Published in PC Hardware

AMD's Zen 2 processors allow the theft of protected information

by on31 July 2023


Zenbleed does not need physical access

A boffin working for Google Information Security posted about a new vulnerability he found in AMD's Zen 2 processors which allow the theift of protected information.

According to Tom's Hardware the 'Zenbleed' vulnerability spans the entire Zen 2 product stack, including AMD's EPYC data center processors and the Ryzen 3000/4000/5000 CPUs, allowing the theft of protected information from the CPU, such as encryption keys and user logins.

The attack does not require physical access to the computer or server and can even be executed via JavaScript on a webpage.

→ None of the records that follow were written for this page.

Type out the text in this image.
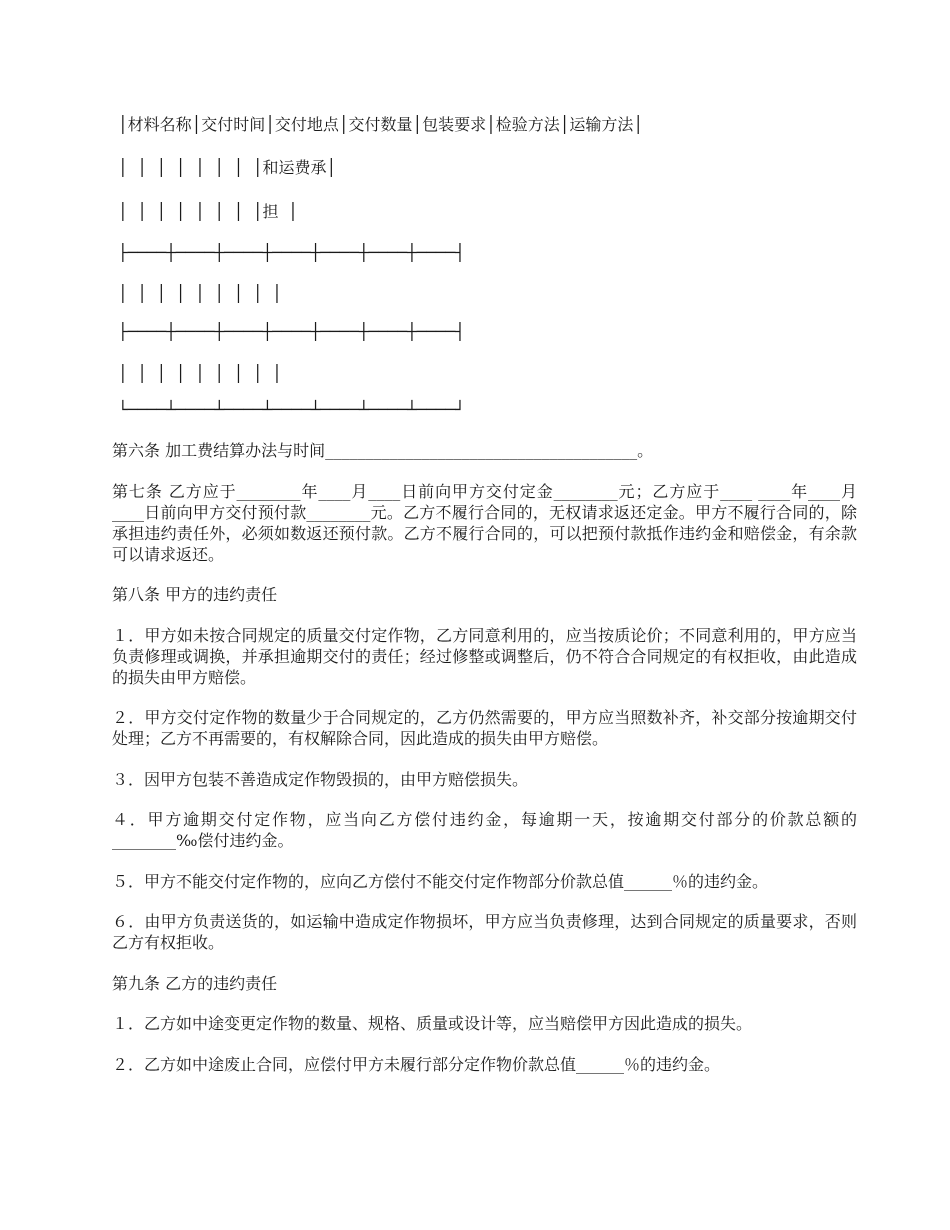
│材料名称│交付时间│交付地点│交付数量│包装要求│检验方法│运输方法│
│ │ │ │ │ │ │ │和运费承│
│ │ │ │ │ │ │ │担 │
├────┼────┼────┼────┼────┼────┼────┤
│ │ │ │ │ │ │ │ │
├────┼────┼────┼────┼────┼────┼────┤
│ │ │ │ │ │ │ │ │
└────┴────┴────┴────┴────┴────┴────┘

第六条 加工费结算办法与时间_______________________________________。

第七条 乙方应于________年____月____日前向甲方交付定金________元；乙方应于____ ____年____月____日前向甲方交付预付款________元。乙方不履行合同的，无权请求返还定金。甲方不履行合同的，除承担违约责任外，必须如数返还预付款。乙方不履行合同的，可以把预付款抵作违约金和赔偿金，有余款可以请求返还。

第八条 甲方的违约责任

１．甲方如未按合同规定的质量交付定作物，乙方同意利用的，应当按质论价；不同意利用的，甲方应当负责修理或调换，并承担逾期交付的责任；经过修整或调整后，仍不符合合同规定的有权拒收，由此造成的损失由甲方赔偿。

２．甲方交付定作物的数量少于合同规定的，乙方仍然需要的，甲方应当照数补齐，补交部分按逾期交付处理；乙方不再需要的，有权解除合同，因此造成的损失由甲方赔偿。

３．因甲方包装不善造成定作物毁损的，由甲方赔偿损失。

４．甲方逾期交付定作物，应当向乙方偿付违约金，每逾期一天，按逾期交付部分的价款总额的________‰偿付违约金。

５．甲方不能交付定作物的，应向乙方偿付不能交付定作物部分价款总值______％的违约金。

６．由甲方负责送货的，如运输中造成定作物损坏，甲方应当负责修理，达到合同规定的质量要求，否则乙方有权拒收。

第九条 乙方的违约责任

１．乙方如中途变更定作物的数量、规格、质量或设计等，应当赔偿甲方因此造成的损失。

２．乙方如中途废止合同，应偿付甲方未履行部分定作物价款总值______％的违约金。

In its AMD-SB-7008 Bulletin several hours later. AMD announced that it has patches ready for its EPYC 7002 'Rome' processors now, but it will not patch its consumer Zen 2 Ryzen 3000, 4000, and some 5000-series chips until November and December of this year.

AMD hasn't given specific details of any performance impacts but did issue the following statement to Tom's Hardware: "Any performance impact will vary depending on workload and system configuration. AMD is not aware of any known exploit of the described vulnerability outside the research environment."

The outfit said that under specific microarchitectural circumstances, a register in "Zen 2" CPUs may not be written to 0 correctly.

"This may cause data from another process and/or thread to be stored in the YMM register, which may allow an attacker to potentially access sensitive information."

The Google Information Security researcher who discovered the bug is sharing research on different CPU behaviors, and says the bug can be patched through software on multiple operating systems (e.g., "you can set the chicken bit DE_CFG[9]") — but this might result in a performance penalty.